Peter Roth

BETWEEN SHORES – Ein Projekt zum Thema Reisen
und unterwegs sein, Fotografie, 2007

Entstanden während einer Reise über das gelbe Meer zwischen China und Süd-Korea, 2005. Karte s/w, 70 × 100 cm, montiert auf Leuchttisch C-Print, 70 × 100 cm, auf Alu-Dibond

Peter_roth_betweenshores_cprint01

BETWEEN SHORES © Peter Roth

Seit Jahrhunderten durchstreift der Reisende als Entdecker die Territorien der Welt. Karten zu erstellen ist eine Form der Ermächtigung, der Besetzung eines Territoriums, der präzisen Beschreibung seines Wesens und seiner Ausdehnung und nicht zuletzt ein Instrument zur eigenen Positionsbestimmung. In »glatten Räumen« (vgl. Deleuze/Guattari in »Tausend Plateaus«) stoßen diese Instrumentarien jedoch an ihre Grenzen.
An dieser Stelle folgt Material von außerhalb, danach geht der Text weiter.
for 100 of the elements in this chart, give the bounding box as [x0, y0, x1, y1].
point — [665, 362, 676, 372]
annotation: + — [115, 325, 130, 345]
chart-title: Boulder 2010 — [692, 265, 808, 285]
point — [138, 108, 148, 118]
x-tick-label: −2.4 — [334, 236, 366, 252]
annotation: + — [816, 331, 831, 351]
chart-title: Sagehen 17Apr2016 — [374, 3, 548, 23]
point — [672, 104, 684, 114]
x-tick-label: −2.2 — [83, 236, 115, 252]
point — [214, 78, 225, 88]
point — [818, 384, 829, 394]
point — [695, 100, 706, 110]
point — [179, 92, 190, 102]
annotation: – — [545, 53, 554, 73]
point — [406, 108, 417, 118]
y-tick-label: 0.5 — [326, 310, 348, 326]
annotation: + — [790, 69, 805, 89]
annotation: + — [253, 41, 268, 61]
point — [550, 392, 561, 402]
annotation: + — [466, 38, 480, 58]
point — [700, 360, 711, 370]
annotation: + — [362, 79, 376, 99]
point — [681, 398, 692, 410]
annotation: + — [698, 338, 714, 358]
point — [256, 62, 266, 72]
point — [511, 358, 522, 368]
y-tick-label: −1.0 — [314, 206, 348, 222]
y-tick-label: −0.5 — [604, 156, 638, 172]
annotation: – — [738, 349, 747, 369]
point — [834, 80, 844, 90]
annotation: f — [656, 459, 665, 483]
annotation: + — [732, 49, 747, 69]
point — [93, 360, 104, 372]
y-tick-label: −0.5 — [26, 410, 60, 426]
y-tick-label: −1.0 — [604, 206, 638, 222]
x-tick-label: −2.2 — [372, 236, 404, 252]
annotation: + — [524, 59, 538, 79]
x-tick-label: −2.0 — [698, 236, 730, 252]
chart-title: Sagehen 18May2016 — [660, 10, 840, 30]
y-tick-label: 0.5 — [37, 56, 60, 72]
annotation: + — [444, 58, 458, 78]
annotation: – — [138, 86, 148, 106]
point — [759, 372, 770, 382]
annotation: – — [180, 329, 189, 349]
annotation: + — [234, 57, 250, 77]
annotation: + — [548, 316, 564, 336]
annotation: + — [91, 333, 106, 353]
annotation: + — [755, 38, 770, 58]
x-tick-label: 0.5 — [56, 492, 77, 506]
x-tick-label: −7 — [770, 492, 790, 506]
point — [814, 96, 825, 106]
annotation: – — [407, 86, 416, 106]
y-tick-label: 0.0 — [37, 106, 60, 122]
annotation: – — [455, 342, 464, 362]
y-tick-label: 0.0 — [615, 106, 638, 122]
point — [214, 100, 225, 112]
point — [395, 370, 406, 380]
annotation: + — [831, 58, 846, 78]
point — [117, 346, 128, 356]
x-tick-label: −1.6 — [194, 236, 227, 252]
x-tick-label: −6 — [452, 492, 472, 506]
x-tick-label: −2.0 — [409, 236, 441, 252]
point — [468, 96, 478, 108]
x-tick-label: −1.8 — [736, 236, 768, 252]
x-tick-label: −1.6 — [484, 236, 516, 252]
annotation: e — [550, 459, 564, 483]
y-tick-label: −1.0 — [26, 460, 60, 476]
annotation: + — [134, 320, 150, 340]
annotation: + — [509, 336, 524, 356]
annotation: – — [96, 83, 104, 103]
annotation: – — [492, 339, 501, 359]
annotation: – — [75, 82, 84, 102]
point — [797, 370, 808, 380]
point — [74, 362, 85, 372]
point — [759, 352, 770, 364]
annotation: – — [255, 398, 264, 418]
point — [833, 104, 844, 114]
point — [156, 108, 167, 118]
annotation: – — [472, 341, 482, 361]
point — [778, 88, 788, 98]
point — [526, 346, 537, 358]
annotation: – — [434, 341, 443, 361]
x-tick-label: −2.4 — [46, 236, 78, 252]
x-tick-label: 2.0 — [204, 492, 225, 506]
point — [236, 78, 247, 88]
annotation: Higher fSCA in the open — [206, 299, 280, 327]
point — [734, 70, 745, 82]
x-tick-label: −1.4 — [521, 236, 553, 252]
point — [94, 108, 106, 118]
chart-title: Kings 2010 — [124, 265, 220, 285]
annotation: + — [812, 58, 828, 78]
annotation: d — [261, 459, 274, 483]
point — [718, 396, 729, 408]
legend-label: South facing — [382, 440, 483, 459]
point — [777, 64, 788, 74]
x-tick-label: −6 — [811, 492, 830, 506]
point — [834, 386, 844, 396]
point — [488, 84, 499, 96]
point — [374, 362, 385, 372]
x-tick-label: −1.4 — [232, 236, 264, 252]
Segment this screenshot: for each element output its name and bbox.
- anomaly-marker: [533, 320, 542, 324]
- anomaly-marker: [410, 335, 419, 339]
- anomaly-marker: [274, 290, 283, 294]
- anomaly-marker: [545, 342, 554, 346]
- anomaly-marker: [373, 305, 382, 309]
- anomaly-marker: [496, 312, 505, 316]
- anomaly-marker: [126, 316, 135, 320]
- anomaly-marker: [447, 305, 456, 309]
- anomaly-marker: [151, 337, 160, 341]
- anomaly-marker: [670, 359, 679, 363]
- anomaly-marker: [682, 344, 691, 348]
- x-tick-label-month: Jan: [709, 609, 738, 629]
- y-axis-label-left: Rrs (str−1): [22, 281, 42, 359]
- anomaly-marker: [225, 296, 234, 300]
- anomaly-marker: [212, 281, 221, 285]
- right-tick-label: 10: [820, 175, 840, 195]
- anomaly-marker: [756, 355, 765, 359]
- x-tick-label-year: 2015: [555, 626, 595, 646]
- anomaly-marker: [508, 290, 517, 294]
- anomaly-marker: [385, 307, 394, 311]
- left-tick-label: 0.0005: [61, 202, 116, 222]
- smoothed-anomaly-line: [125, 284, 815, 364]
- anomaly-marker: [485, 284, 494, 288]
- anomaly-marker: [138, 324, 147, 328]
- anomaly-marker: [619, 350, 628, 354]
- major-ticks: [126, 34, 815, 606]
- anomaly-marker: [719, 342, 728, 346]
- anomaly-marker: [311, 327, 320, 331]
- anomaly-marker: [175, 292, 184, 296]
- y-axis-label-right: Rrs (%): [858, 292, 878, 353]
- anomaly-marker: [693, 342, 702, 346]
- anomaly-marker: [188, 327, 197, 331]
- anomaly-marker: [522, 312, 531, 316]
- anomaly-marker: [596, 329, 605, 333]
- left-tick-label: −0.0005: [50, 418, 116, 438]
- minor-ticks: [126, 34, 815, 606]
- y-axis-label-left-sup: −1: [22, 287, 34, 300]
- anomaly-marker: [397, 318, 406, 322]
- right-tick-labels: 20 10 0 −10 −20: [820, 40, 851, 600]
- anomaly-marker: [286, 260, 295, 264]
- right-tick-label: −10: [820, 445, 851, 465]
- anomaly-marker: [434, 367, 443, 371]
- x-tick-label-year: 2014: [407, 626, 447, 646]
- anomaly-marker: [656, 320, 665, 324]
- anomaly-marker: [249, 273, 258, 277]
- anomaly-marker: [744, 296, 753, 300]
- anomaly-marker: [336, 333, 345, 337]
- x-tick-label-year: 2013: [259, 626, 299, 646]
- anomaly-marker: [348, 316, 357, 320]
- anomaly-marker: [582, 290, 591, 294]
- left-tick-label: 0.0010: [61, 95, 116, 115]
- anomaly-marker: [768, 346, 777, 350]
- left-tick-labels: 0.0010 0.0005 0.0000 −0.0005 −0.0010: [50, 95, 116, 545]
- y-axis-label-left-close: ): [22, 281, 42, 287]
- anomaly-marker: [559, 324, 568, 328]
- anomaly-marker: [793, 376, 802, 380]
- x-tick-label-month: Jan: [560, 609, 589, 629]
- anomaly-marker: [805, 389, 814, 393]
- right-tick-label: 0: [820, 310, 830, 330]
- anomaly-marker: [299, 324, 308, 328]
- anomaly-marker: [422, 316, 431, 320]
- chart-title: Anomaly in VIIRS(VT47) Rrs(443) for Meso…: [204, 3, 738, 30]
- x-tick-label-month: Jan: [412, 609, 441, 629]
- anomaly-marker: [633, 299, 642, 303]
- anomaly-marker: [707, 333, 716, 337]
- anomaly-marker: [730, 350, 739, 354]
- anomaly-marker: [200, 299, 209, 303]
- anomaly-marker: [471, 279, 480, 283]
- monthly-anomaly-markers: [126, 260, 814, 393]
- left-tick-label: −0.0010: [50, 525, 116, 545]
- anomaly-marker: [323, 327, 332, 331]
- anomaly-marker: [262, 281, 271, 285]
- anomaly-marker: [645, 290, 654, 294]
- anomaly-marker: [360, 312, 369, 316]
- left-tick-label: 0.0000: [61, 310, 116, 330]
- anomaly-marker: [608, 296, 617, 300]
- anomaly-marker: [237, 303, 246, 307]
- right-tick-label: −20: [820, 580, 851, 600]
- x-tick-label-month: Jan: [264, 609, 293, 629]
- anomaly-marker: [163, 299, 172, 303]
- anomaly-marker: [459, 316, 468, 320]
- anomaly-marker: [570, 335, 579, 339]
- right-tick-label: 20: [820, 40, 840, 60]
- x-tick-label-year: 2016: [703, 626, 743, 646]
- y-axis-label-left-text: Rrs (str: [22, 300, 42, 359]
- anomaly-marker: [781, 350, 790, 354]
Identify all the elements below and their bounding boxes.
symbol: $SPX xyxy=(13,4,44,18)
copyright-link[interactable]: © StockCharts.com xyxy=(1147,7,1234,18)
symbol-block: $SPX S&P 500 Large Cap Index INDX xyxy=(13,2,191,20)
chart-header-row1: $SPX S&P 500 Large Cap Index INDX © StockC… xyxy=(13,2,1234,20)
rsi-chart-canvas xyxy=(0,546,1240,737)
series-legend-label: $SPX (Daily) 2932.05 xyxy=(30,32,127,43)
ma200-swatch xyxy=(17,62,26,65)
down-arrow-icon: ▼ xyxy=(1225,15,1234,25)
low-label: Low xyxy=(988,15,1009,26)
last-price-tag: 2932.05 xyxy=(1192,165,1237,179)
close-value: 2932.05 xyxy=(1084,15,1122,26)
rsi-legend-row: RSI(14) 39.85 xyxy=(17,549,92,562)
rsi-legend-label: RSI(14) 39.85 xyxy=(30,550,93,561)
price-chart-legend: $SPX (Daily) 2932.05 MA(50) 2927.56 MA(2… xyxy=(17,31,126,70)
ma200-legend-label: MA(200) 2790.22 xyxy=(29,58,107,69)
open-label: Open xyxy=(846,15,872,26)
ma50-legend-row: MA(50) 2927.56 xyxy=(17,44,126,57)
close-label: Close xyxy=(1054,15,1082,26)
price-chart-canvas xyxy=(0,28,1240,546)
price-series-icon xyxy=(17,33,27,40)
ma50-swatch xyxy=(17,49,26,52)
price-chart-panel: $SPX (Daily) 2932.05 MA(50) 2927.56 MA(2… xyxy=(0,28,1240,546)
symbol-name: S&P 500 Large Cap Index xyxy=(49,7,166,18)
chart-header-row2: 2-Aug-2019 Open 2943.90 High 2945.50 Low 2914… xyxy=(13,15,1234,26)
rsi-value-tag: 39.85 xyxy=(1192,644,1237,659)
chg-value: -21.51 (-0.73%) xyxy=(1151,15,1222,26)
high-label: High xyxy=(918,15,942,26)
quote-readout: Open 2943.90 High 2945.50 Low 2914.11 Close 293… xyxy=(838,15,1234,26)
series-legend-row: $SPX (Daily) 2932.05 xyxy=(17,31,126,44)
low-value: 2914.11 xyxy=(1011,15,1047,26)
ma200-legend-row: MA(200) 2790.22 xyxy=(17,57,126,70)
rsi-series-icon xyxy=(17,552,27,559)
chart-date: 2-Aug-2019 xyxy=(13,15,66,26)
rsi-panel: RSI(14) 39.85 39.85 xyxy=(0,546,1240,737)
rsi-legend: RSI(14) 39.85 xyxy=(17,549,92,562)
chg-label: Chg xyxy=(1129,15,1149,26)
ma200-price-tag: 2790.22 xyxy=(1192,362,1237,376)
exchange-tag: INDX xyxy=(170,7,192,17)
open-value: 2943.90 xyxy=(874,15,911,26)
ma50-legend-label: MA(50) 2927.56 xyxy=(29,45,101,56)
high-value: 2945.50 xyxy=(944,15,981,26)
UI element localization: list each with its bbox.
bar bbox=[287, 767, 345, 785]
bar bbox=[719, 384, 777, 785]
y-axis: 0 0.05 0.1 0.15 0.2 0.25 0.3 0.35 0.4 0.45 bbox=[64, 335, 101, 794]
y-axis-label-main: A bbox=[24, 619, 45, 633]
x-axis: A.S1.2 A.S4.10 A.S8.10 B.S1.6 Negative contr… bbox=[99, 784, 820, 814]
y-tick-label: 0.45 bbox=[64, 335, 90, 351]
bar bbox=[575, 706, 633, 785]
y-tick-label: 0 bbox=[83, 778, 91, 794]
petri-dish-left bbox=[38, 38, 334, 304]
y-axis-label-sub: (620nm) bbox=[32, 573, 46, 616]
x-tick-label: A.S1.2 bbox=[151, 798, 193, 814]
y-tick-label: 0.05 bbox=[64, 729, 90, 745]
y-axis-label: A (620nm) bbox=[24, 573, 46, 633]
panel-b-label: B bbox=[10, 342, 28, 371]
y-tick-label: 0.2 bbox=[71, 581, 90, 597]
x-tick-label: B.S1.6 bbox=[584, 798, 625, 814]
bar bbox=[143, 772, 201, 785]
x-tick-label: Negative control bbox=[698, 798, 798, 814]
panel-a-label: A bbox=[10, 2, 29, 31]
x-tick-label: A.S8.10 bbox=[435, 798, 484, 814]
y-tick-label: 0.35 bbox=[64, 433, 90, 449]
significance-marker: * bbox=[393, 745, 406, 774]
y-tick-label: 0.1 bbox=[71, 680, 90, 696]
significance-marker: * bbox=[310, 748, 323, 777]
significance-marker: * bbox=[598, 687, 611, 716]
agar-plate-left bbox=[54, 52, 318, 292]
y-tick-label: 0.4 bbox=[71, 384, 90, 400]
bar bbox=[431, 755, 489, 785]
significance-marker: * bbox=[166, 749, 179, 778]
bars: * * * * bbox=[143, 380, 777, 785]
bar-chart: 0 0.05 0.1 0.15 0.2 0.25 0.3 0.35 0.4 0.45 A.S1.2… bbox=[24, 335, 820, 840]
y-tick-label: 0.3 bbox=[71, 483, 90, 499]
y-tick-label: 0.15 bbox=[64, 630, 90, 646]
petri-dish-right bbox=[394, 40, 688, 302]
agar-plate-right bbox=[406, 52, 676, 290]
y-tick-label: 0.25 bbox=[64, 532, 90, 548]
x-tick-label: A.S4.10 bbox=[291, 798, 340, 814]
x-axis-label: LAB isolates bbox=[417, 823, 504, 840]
Das Meer, der Raum zwischen den Küstenlinien, entzieht sich jeder genauen kartographischen Erfassung – ein von Kartographen jeher mit Respekt betrachteter »weißer Fleck«. Eine Orientierung an Landmarken oder topografischen Fixpunkten ist unmöglich, und der Reisende ist zur Navigation auf abstrakte Zahlenwerte angewiesen – Längen und Breitengrade – die Karte als wissenschaftliche Abstraktion.
Trotz technischer Errungenschaften wie GPS oder der ozeanographischen Vermessung der Meere umfängt den Reisenden, heute wie seit Jahrhunderten, ein seltsames Gefühl der Leere, der Grenzenlosigkeit und der Einsamkeit. Diese Ortlosigkeit und Unschärfe im räumlichen Sinne führen den Reisenden zu sich selbst zurück – sie ermöglichen ein »Bei-sich-bleiben«, ein Reisen an Ort und Stelle. Jegliches Gefühl für Zeit und den zurückgelegten Weg geht verloren. Der umgebende Raum reduziert sich auf wenige Elemente, Farben und Formen – und auch wenn er doch nicht greifbar erscheint und sich jeder genauen Erfassung verwehrt, so füllt doch jeder Reisende die scheinbare Leere mit persönlichen Bildern und poetischen Momenten.